Colin Wilkie

Personal information
- Born: 13 September 1986 (age 38) Innisfail, Queensland, Australia
- Height: 182 cm (6 ft 0 in)
- Weight: 96 kg (15 st 2 lb)

Playing information
- Position: Centre, Halfback, Hooker, Lock
Representative
| Years | Team | Pld | T | G | FG | P |
| 2016–17 | Italy | 4 | 3 | 0 | 0 | 12 |
- Source: As of 29 October 2017

= Colin Wilkie =

Italy international rugby league footballer

Colin Wilkie (born 13 September 1986) is former Italy international rugby league footballer who played as a utility for the Northern Pride in the Intrust Super Cup.

==Background==
Wilkie was born in Innisfail, Queensland, Australia and is of Italian descent.

He played his junior rugby league for the Tully Tigers. He attended Tully State High School and Kirwan State High School before being signed by the Melbourne Storm.

Wilkie has transitioned from player to coach and is currently an assistant coach at  Wynnum Manly Seagulls in the Brisbane A-Grade Rugby League (BRL) under the Queensland Rugby League (QRL).

==Playing career==
Wilkie was contracted to the Storm from 2002 to 2006, primarily playing for their Queensland Cup feeder club, the Norths Devils. In 2002 and 2003, he represented the Queensland under-17 side. In 2005, he was selected to play for the Queensland under-19 and Junior Kangaroos sides.
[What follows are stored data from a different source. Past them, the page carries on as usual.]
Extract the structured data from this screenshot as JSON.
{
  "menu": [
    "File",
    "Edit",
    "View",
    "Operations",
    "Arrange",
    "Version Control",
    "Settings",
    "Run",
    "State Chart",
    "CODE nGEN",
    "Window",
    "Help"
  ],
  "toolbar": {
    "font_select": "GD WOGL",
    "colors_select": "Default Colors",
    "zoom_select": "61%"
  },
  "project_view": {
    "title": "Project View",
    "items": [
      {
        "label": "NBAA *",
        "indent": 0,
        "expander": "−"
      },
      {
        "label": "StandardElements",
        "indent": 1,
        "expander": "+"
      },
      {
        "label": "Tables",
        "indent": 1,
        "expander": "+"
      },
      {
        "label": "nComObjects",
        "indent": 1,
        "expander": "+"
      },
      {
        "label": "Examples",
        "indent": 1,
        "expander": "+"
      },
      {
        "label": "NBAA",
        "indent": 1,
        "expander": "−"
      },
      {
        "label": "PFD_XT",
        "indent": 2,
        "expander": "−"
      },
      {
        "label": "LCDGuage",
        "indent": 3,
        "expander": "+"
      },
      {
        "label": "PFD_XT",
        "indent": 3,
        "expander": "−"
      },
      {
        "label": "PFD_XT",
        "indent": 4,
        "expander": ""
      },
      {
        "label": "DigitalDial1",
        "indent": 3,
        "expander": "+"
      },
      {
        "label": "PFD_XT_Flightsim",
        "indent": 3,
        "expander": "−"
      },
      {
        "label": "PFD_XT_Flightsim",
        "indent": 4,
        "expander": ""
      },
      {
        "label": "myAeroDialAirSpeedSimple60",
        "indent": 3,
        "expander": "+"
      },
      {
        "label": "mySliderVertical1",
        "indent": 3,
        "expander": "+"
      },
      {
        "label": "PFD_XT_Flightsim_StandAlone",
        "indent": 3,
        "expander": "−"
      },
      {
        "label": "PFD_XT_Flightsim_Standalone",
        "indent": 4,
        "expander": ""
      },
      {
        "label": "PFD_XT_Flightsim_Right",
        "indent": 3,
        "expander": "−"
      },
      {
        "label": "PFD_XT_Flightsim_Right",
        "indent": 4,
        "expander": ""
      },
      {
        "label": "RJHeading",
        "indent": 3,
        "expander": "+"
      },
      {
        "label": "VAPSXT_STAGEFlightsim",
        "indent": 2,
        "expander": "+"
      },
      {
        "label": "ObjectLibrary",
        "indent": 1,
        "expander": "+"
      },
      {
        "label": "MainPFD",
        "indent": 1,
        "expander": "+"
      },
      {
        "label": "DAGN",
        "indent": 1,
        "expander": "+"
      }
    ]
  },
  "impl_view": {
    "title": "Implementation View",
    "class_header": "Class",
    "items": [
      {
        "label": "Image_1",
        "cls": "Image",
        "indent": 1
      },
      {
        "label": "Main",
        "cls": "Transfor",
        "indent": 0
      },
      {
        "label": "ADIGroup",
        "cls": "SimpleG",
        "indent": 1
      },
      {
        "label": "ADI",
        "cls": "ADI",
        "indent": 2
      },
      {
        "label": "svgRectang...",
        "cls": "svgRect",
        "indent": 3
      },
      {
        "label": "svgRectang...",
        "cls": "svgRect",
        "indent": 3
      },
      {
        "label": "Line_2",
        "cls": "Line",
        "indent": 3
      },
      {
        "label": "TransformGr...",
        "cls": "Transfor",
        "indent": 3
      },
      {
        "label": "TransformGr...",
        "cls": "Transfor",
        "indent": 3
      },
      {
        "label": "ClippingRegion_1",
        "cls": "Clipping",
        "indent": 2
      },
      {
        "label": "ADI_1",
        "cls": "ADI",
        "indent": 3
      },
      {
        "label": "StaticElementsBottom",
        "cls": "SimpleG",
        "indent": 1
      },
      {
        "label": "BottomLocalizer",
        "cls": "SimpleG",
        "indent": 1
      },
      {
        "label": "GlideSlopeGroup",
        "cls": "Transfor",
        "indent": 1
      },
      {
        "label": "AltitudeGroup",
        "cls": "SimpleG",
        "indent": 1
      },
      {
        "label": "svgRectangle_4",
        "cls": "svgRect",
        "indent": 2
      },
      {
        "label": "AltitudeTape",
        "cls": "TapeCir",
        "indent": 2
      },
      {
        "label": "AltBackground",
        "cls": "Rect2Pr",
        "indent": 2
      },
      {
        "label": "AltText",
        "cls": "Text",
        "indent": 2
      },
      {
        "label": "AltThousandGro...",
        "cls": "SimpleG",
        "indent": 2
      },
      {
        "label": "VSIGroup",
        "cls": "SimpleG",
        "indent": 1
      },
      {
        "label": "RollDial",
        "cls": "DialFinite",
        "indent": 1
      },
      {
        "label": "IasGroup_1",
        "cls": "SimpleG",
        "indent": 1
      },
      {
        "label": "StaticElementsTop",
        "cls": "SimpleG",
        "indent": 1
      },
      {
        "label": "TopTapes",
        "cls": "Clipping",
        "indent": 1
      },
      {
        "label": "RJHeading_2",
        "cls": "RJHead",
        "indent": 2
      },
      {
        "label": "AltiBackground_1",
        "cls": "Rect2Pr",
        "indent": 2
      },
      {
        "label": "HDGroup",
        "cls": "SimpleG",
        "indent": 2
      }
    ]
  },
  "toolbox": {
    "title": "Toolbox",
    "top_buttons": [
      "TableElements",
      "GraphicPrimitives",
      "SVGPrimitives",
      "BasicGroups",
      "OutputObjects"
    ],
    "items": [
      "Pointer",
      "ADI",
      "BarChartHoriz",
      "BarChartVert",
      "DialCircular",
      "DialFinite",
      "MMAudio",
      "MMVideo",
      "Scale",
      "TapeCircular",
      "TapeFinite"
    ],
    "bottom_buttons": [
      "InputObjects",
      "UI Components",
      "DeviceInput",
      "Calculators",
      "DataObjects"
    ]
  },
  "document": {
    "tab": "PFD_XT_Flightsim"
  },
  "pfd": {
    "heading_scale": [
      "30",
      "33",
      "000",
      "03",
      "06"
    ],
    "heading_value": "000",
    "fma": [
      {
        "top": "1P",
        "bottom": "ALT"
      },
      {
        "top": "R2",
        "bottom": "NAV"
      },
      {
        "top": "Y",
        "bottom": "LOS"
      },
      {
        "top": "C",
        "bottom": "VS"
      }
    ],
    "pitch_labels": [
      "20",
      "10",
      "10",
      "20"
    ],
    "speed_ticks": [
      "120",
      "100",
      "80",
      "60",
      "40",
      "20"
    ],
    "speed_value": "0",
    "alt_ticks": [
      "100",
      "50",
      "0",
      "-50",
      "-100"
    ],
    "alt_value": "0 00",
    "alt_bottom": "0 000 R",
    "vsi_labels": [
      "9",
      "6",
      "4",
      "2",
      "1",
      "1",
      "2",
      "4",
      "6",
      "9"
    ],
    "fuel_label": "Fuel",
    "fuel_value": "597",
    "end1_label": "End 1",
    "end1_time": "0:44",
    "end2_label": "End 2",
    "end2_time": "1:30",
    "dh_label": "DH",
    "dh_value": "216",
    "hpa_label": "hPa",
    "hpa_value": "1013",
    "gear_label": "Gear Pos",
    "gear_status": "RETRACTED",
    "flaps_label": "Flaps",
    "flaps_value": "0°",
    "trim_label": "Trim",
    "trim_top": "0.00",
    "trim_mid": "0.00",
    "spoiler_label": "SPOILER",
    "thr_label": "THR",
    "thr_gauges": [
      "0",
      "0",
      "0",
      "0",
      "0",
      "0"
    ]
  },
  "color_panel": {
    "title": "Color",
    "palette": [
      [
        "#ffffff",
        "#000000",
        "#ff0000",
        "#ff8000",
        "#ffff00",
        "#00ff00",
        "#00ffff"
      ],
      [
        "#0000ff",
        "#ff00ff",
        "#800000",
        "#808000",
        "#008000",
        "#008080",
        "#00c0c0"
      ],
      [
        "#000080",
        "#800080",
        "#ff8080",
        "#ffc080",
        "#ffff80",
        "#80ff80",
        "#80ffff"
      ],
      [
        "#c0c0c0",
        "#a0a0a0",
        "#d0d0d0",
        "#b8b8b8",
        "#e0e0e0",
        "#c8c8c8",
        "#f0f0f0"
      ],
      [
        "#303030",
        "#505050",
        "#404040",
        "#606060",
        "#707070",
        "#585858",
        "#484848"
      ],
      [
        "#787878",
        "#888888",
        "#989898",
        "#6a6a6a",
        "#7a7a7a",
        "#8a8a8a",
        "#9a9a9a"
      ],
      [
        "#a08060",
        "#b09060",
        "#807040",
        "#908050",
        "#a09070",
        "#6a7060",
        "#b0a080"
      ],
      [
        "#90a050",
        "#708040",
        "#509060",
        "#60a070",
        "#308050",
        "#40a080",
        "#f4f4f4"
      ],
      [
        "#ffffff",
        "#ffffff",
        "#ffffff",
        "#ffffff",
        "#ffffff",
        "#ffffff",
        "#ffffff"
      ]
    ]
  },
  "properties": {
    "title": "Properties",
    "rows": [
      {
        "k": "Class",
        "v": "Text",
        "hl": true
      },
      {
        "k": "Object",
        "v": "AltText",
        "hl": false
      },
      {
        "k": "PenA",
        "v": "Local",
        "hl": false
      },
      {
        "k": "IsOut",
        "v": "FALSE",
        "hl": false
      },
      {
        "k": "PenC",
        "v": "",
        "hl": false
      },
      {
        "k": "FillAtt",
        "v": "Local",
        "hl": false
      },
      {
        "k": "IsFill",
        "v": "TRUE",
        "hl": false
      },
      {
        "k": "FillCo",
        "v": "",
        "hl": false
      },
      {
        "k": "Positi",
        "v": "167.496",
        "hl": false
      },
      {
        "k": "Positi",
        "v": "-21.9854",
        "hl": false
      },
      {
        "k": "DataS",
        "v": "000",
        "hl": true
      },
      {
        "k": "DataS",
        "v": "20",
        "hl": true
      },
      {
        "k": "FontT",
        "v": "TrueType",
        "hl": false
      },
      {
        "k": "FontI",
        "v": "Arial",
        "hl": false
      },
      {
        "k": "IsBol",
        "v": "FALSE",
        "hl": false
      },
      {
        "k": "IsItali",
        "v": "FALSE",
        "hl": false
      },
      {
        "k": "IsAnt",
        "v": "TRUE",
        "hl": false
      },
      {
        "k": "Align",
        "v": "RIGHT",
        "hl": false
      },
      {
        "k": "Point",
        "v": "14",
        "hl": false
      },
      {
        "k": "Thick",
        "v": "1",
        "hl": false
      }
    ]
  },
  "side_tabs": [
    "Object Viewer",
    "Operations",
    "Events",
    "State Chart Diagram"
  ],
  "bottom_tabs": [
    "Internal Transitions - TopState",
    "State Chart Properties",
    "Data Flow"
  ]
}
In 2007, he joined the North Queensland Cowboys, spending the season playing for their Queensland Cup feeder club, the North Queensland Young Guns.

In 2015, after stints in the local Townsville and Newcastle competitions, Wilkie signed with the newly formed Queensland Cup side, the Townsville Blackhawks. He left without playing a game for the club, moving to the Northern Pride in 2016, where he played his first Queensland Cup game since 2007.

In 2016, he represented Italy in the 2017 Rugby League World Cup qualifiers, playing three games and scoring three tries. In 2017, he was named in Italy's 2017 Rugby League World Cup squad.